In Atlanta, she stopped using drugs, became active in the church where he was the organist and reconnected with her faith.

The couple married in July 2006.

"I think everybody needs one person who's there for them, no matter the adversity," says Lockhart, 33. "God made it so I was that man. I knew at 11 I was going to marry her."

He also always knew, he says, that there was greatness in her.

They grew up together — traveling the circuit of church services and gospel music programs — where her mom sang and his dad played piano and organ. In time, each would take their turn at the microphone and instrument, often joining together to support each other's craft.

Their childhood affection for each other grew into the real thing.

"She's loving; she's caring. She's fun and she's funny," he says. "She's all those things that make a woman great."

Page-Lockhart didn't go through any rehabilitation program. She believes prayer, reconnecting with Clifton, and a fresh start in a new place washed her clean of her desire for drugs that she had begun using in high school.

All sorts of reasons led her there. Rebeling against what she then viewed as a constrictive church upbringing. Attempting to suppress childhood sexual molestation. Falling in with a crowd that made her think what she was doing was cool. In her heart, she knew it wasn't, but she felt powerless to stop until she packed her bags and moved away.

"I know it was the power of God," she says of ending her drug addiction. "He literally changed my mind so I didn't want it anymore. I wanted so badly to be different. And I knew if I continued doing what I was doing I would die."

The couple moved back to Detroit in 2008 after she became pregnant with her second child.
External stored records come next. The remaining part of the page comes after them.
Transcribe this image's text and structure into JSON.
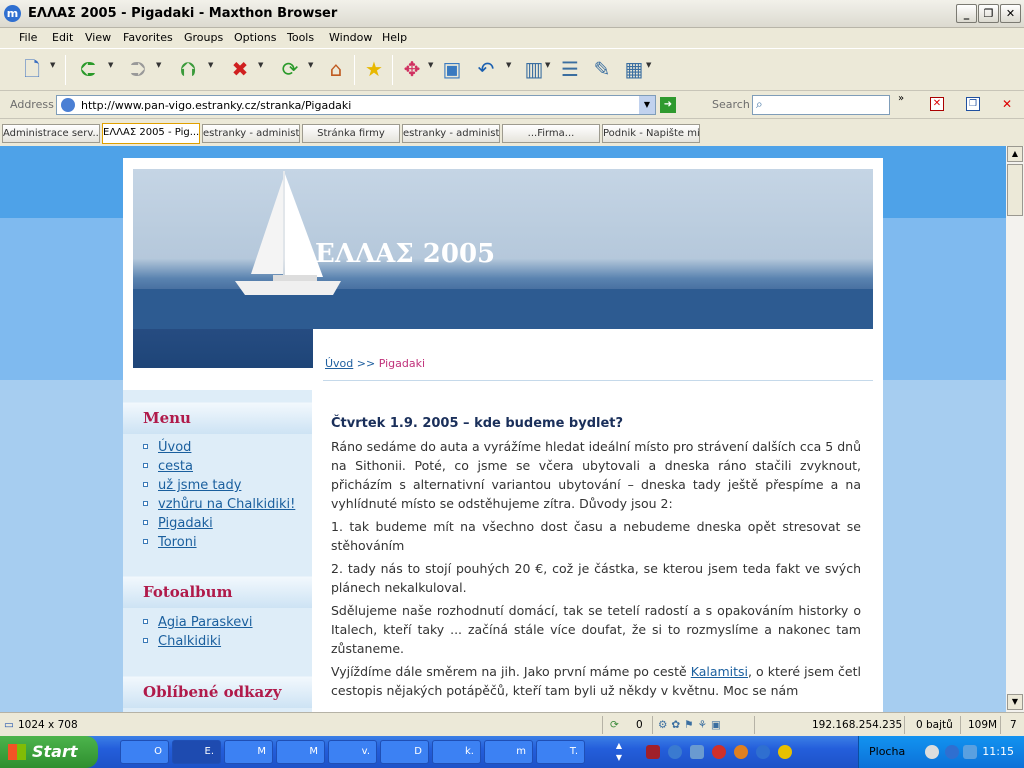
{
  "window": {
    "title": "ΕΛΛΑΣ 2005 - Pigadaki - Maxthon Browser",
    "app_icon": "m"
  },
  "menu": [
    "File",
    "Edit",
    "View",
    "Favorites",
    "Groups",
    "Options",
    "Tools",
    "Window",
    "Help"
  ],
  "address": {
    "label": "Address",
    "url": "http://www.pan-vigo.estranky.cz/stranka/Pigadaki"
  },
  "search": {
    "label": "Search",
    "value": ""
  },
  "tabs": [
    "Administrace serv...",
    "ΕΛΛΑΣ 2005 - Pig...",
    "estranky - administr",
    "Stránka firmy",
    "estranky - administr",
    "...Firma...",
    "Podnik - Napište mi"
  ],
  "site": {
    "header_title": "ΕΛΛΑΣ 2005",
    "breadcrumb": {
      "home": "Úvod",
      "sep": ">>",
      "current": "Pigadaki"
    },
    "sidebar": {
      "menu_title": "Menu",
      "menu_items": [
        "Úvod",
        "cesta",
        "už jsme tady",
        "vzhůru na Chalkidiki!",
        "Pigadaki",
        "Toroni"
      ],
      "photo_title": "Fotoalbum",
      "photo_items": [
        "Agia Paraskevi",
        "Chalkidiki"
      ],
      "links_title": "Oblíbené odkazy"
    },
    "article": {
      "heading": "Čtvrtek 1.9. 2005 – kde budeme bydlet?",
      "p1": "Ráno sedáme do auta a vyrážíme hledat ideální místo pro strávení dalších cca 5 dnů na Sithonii. Poté, co jsme se včera ubytovali a dneska ráno stačili zvyknout, přicházím s alternativní variantou ubytování – dneska tady ještě přespíme a na vyhlídnuté místo se odstěhujeme zítra. Důvody jsou 2:",
      "p2": "1. tak budeme mít na všechno dost času a nebudeme dneska opět stresovat se stěhováním",
      "p3": "2. tady nás to stojí pouhých 20 €, což je částka, se kterou jsem teda fakt ve svých plánech nekalkuloval.",
      "p4": "Sdělujeme naše rozhodnutí domácí, tak se tetelí radostí a s opakováním historky o Italech, kteří taky ... začíná stále více doufat, že si to rozmyslíme a nakonec tam zůstaneme.",
      "p5_before": "Vyjíždíme dále směrem na jih. Jako první máme po cestě ",
      "p5_link": "Kalamitsi",
      "p5_after": ", o které jsem četl cestopis nějakých potápěčů, kteří tam byli už někdy v květnu. Moc se nám"
    }
  },
  "status": {
    "size": "1024 x 708",
    "count": "0",
    "ip": "192.168.254.235",
    "bytes": "0 bajtů",
    "mem": "109M",
    "num": "7"
  },
  "taskbar": {
    "start": "Start",
    "tasks": [
      "O",
      "E.",
      "M",
      "M",
      "v.",
      "D",
      "k.",
      "m",
      "T."
    ],
    "plocha": "Plocha",
    "time": "11:15"
  }
}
They wanted to raise him around family, and she knew she was strong enough to resist the temptation of old friends and old habits.
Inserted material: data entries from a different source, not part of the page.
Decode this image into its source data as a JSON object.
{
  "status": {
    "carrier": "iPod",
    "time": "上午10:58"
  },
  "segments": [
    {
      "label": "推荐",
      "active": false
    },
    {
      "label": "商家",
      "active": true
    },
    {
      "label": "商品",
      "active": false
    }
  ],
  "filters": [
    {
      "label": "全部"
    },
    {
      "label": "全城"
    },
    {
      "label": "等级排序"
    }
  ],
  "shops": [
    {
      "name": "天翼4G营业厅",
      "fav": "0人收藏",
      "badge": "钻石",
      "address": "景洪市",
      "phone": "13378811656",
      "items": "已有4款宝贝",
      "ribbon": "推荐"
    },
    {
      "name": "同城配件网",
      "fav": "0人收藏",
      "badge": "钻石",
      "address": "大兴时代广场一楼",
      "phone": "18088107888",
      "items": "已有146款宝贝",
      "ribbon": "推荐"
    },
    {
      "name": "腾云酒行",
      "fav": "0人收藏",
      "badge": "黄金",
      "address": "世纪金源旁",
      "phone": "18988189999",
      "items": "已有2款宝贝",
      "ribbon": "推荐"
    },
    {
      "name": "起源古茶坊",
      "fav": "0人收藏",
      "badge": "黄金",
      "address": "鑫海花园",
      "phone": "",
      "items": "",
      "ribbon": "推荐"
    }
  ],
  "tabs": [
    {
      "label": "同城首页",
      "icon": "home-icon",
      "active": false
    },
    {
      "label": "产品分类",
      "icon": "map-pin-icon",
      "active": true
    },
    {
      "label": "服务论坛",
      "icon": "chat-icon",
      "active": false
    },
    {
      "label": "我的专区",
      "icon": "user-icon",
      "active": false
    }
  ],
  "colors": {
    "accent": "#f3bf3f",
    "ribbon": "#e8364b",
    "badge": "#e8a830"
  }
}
'Sunday's Best' singer finds new life in music, love (2)

Both re-established their musical careers here. She's musical director at the Rose of Sharon Church in Highland Park. He's her musical director, and chief musician at Judah Tabernacle in Melvindale.

People who heard her sing would tell her she should audition for the popular gospel music competition, "Sunday's Best," which airs on Black Entertainment Television.
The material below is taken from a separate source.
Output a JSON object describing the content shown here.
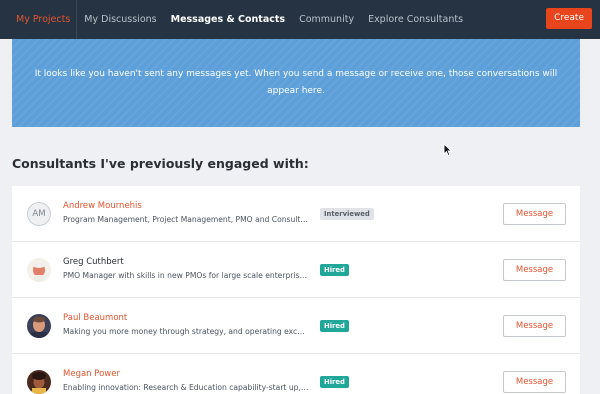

"I never felt I was good enough," she says. "I knew I could sing. I had been singing since I was a child. But I didn't think I could sing well enough to be in a national competition."

But a friend knew differently. Kenneth Daniels, a Detroit-based clothing designer of KWD Styles, attended a concert her husband had organized in celebration of her birthday. Daniels called her the next morning.

"I said, 'Tasha, I'm going to send you to "Sunday's Best" (auditions).' I just felt it was time for the world to see and hear this girl."

She couldn't attend the closest audition, in Chicago, because she had a singing engagement. So Daniels bought her a ticket to Houston.

Before gospel superstar judges Donnie McClurkin, CeCe Winans and Yolanda Adams, she sang her way to stardom, winning cash, a Ford Fusion, and a recording contract on the For Yo Soul, label of Kirk Franklin, the host of "Sunday's Best" and the top-selling gospel artist in the country.

Since winning the contest, Page-Lockhart has been overwhelmed with bookings all over the country. Her husband recently quit a factory job he'd taken to become her full-time musical director.

He recalls the September night when it was announced she won.

He'd taken the family out to eat afterward and had $10 left to put gas in the car.

"I remember thinking, 'This is probably the last time I going to have to choose between buying food or gas,'" Lockhart says.

Page-Lockhart says winning has its ups and downs. "I'm out of town every single weekend and sometimes through the week," she says.

"It's challenging because I miss being with my sons," she says of Ronald Hughes, 12, and Clifton Lockhart II, 4.

But the upside? "I can buy more shoes," she says with a laugh. "I love shoes."